Increasing backlash against the tech titans with their tax evasions, cavalier attitude towards data protection, and penchant for buying up their competitions is coming to a head. Will this "techlash" mark the beginning of the end for the monopoly held by the likes of Google and Facebook? Only time will tell.

Franklin also noted that the "Chinese economic juggernaut" is buying up Western companies and its technology is penetrating Western markets - we must watch closely as President Trump responds.

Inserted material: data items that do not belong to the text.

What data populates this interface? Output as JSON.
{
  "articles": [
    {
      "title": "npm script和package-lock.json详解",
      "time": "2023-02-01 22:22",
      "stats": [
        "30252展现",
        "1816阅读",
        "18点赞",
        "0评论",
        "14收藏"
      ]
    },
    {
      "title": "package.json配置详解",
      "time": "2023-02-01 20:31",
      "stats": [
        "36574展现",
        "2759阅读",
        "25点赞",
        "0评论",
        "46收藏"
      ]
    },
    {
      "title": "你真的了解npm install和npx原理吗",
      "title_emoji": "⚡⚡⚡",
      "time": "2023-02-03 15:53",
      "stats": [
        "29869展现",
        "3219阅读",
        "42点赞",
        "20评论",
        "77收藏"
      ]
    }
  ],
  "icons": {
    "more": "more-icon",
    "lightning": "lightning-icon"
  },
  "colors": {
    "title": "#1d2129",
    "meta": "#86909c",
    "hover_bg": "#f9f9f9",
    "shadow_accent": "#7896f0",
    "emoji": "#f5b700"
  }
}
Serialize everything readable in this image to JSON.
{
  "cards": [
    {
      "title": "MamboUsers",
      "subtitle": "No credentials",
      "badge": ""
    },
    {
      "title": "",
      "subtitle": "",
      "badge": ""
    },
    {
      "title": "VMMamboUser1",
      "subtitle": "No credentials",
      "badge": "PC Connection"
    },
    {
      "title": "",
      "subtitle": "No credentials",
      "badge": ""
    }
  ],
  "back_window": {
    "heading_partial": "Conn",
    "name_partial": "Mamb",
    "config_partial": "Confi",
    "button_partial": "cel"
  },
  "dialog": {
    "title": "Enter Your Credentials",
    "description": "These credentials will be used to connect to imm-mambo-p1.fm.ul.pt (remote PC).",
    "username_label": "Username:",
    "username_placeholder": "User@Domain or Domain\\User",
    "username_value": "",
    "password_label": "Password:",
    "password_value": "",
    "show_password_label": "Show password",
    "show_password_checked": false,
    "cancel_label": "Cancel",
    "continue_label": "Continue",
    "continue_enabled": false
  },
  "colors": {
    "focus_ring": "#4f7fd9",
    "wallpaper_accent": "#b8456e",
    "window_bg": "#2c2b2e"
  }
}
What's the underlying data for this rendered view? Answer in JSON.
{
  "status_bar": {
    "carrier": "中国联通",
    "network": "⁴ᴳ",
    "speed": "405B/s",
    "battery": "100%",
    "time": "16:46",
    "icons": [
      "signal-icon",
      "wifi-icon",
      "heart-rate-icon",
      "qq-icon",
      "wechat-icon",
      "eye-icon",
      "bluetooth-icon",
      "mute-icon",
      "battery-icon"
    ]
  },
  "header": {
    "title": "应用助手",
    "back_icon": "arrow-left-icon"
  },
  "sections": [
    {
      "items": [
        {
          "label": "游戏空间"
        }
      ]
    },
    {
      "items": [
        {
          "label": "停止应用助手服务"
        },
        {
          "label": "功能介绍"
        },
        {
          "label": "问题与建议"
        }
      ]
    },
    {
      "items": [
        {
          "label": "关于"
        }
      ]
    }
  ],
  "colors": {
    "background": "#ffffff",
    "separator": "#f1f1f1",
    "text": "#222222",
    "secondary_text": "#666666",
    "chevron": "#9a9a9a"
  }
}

Two Global Sporting Events

2018 is set to be an exciting year for sporting fans worldwide, with both the Winter Olympics and FIFA world cup taking place. Franklin described Russia's hosting of the world cup as an opportunity for Putin to "strut his stuff", if he isn't booed out of the stadium first.

One Giant Decision

Franklin's talk ended on a darker note: the problem of North Korea's growing nuclear capacity. The challenge of how to handle North Korea will fall on the shoulders of President Trump - a prospect that many people find nothing short of terrifying.

Concluding Remarks

Despite the good news of a relatively stable world economy, exciting new technological and medical developments, and sporting and cultural events to look forward to, Franklin's more positive predictions for 2018 were somewhat overshadowed by the threat of nuclear war, increasingly sophisticated cyberattacks, and the uncertainty of where Brexit will leave the UK. As Franklin quipped at the end of his talk: "if we don't destroy ourselves, there is a lot of progress happening!" However, with geopolitical instability, civil wars, and climate change to contend with, not destroying ourselves may prove to be humanity's greatest challenge yet.